Now that you've substituted x back in, you should realize that one of those can be factored:

(x - 1)(x + 1)(x^{2 }- 2). And that's your factorization. Technically, that's your factorization over rationals; if you're including irrationals, the second binomial can be factored as well:

(x - 1)(x + 1)(x - √2)(x + √2)

## Longer Answer

The method shown above doesn't just work if the exponents are 4 and 2; they also work if the exponents are 6 and 3, or 10 and 5, or any other such combination. If you wanted to get really ugly, I suppose it would also work if you had fractional exponents like 5 and 5/2. The method works if it's a trinomial (three terms) and the exponent of the highest degree term is twice the exponent of the middle term, and the lowest degree term is a constant.
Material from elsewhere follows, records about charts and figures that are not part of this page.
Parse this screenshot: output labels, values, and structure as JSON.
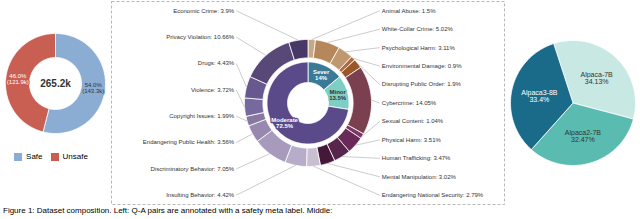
{
  "chart_data": [
    {
      "type": "donut",
      "categories": [
        "Safe",
        "Unsafe"
      ],
      "values": [
        54.0,
        46.0
      ],
      "colors": [
        "#8badd3",
        "#c95f52"
      ],
      "data_labels": true,
      "value_labels": [
        "54.0%\n(143.3k)",
        "46.0%\n(121.9k)"
      ],
      "annotations": [
        "265.2k"
      ],
      "legend": "bottom"
    },
    {
      "type": "donut",
      "categories": [
        "Sever",
        "Minor",
        "Moderate"
      ],
      "values": [
        14.0,
        13.5,
        72.5
      ],
      "colors": [
        "#3a7a96",
        "#7ecec4",
        "#5b4a8a"
      ],
      "data_labels": true,
      "value_labels": [
        "14%",
        "13.5%",
        "72.5%"
      ]
    },
    {
      "type": "donut",
      "categories": [
        "Animal Abuse: 1.5%",
        "White-Collar Crime: 5.02%",
        "Psychological Harm: 3.11%",
        "Environmental Damage: 0.9%",
        "Disrupting Public Order: 1.9%",
        "Cybercrime: 14.05%",
        "Sexual Content: 1.04%",
        "Physical Harm: 3.51%",
        "Human Trafficking: 3.47%",
        "Mental Manipulation: 3.02%",
        "Endangering National Security: 2.79%",
        "Insulting Behavior: 4.42%",
        "Discriminatory Behavior: 7.05%",
        "Endangering Public Health: 3.56%",
        "Copyright Issues: 1.99%",
        "Violence: 3.72%",
        "Drugs: 4.43%",
        "Privacy Violation: 10.66%",
        "Economic Crime: 3.9%"
      ],
      "values": [
        1.5,
        5.02,
        3.11,
        0.9,
        1.9,
        14.05,
        1.04,
        3.51,
        3.47,
        3.02,
        2.79,
        4.42,
        7.05,
        3.56,
        1.99,
        3.72,
        4.43,
        10.66,
        3.9
      ],
      "colors": [
        "#c8a882",
        "#b5875a",
        "#c09870",
        "#b06840",
        "#9a5828",
        "#7a4050",
        "#7a3a65",
        "#6a2a58",
        "#58264a",
        "#45183a",
        "#c8c0d0",
        "#b8adc8",
        "#a89abc",
        "#9888b0",
        "#8878a0",
        "#7868a0",
        "#685890",
        "#584878",
        "#483868"
      ]
    },
    {
      "type": "pie",
      "categories": [
        "Alpaca-7B",
        "Alpaca2-7B",
        "Alpaca3-8B"
      ],
      "values": [
        34.13,
        32.47,
        33.4
      ],
      "colors": [
        "#c8e8e4",
        "#5abcb0",
        "#1a6a8a"
      ],
      "data_labels": true,
      "value_labels": [
        "34.13%",
        "32.47%",
        "33.4%"
      ]
    }
  ],
  "caption": "Figure 1: Dataset composition. Left: Q-A pairs are annotated with a safety meta label. Middle:"
}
For example, consider this one:

x^{6} + 8x^{3} + 12

We'll substitute y = x^{3}.

y^{2} + 8y + 12

(y + 6)(y + 2)

(x^{3} + 6)(x^{3} + 2)

Of course, if you were factoring over reals, and you happen to know the rule for factoring a sum of cubes, you could factor this further. But since you mentioned not knowing what to do for exponents larger than two, we can save that for another day!
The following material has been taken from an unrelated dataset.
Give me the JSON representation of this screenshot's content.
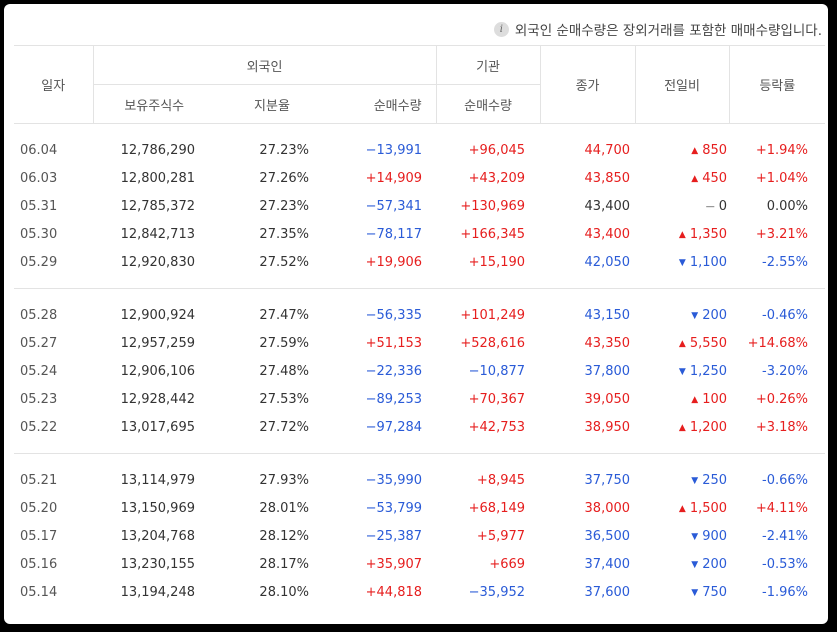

Similarly, if it was x^{10} +8x^{5} + 12, you would do the substitution y = x^{5}.

## Longest Answer

Again, this only works for trinomials under certain circumstances. But what if the expression doesn't match those criteria? Let's take an example:

x^{3} + 5x^{2} - 2x - 10

In this case, we can't do a substitution to simplify it, so we'll try doing some *grouping*. Since there are four terms, I decide to try breaking it into two groups of two terms each:

(x^{3} + 5x^{2}) - (2x + 10)

Now we can factor each group:

x^{2}(x + 5) - 2(x + 5)

Oh! Since both binomials in parentheses are the same, we can rewrite this as:

(x^{2} - 2)(x + 5).

This technique *sometimes* works. Sometimes grouping works only if you get creative in your groupings. Sometimes you need to rearrange the terms. Sometimes you might need to group them into groups of three terms, or groups of four terms.

Here's an example of rearranging terms:

x^{3} + 3x^{2} + 3x + 1

(x^{3} + 1) + (3x^{2} + 3x)

(x + 1)(x^{2} - x + 1) + 3x(x + 1)

(x + 1)(x^{2} + 2x + 1)

(x + 1)^{3}

## Confession Time

When I first saw your problem I did *not* come up with the simple solution. I wasn't paying attention, I guess, and my first thought was: I'll do this by grouping. I know. I made it harder than it really is. But even when you make a problem harder than it really is, sometimes you can come up with something interesting. In this case, I looked at your expression and rewrote it splitting the middle term into two pieces* like this:

x^{4 }- 3x^{2} + 2

x^{4 }- x^{2} - 2x^{2 }+ 2

(x^{4}^{ }- x^{2}) - (2x^{2 }- 2)

x^{2}(x^{2 }- 1) - 2(x^{2} - 1)

(x^{2} - 2)(x^{2} - 1)

(x^{2} - 2)(x - 1)(x + 1)

And I got the same answer, even though I took a silly, round-about method.

Hope all of this was helpful - or at least interesting!

* And if you're wondering, "Why in the world did you split it in that particular way?" The answer is, "I don't really know. I just had a gut feeling it would be helpful."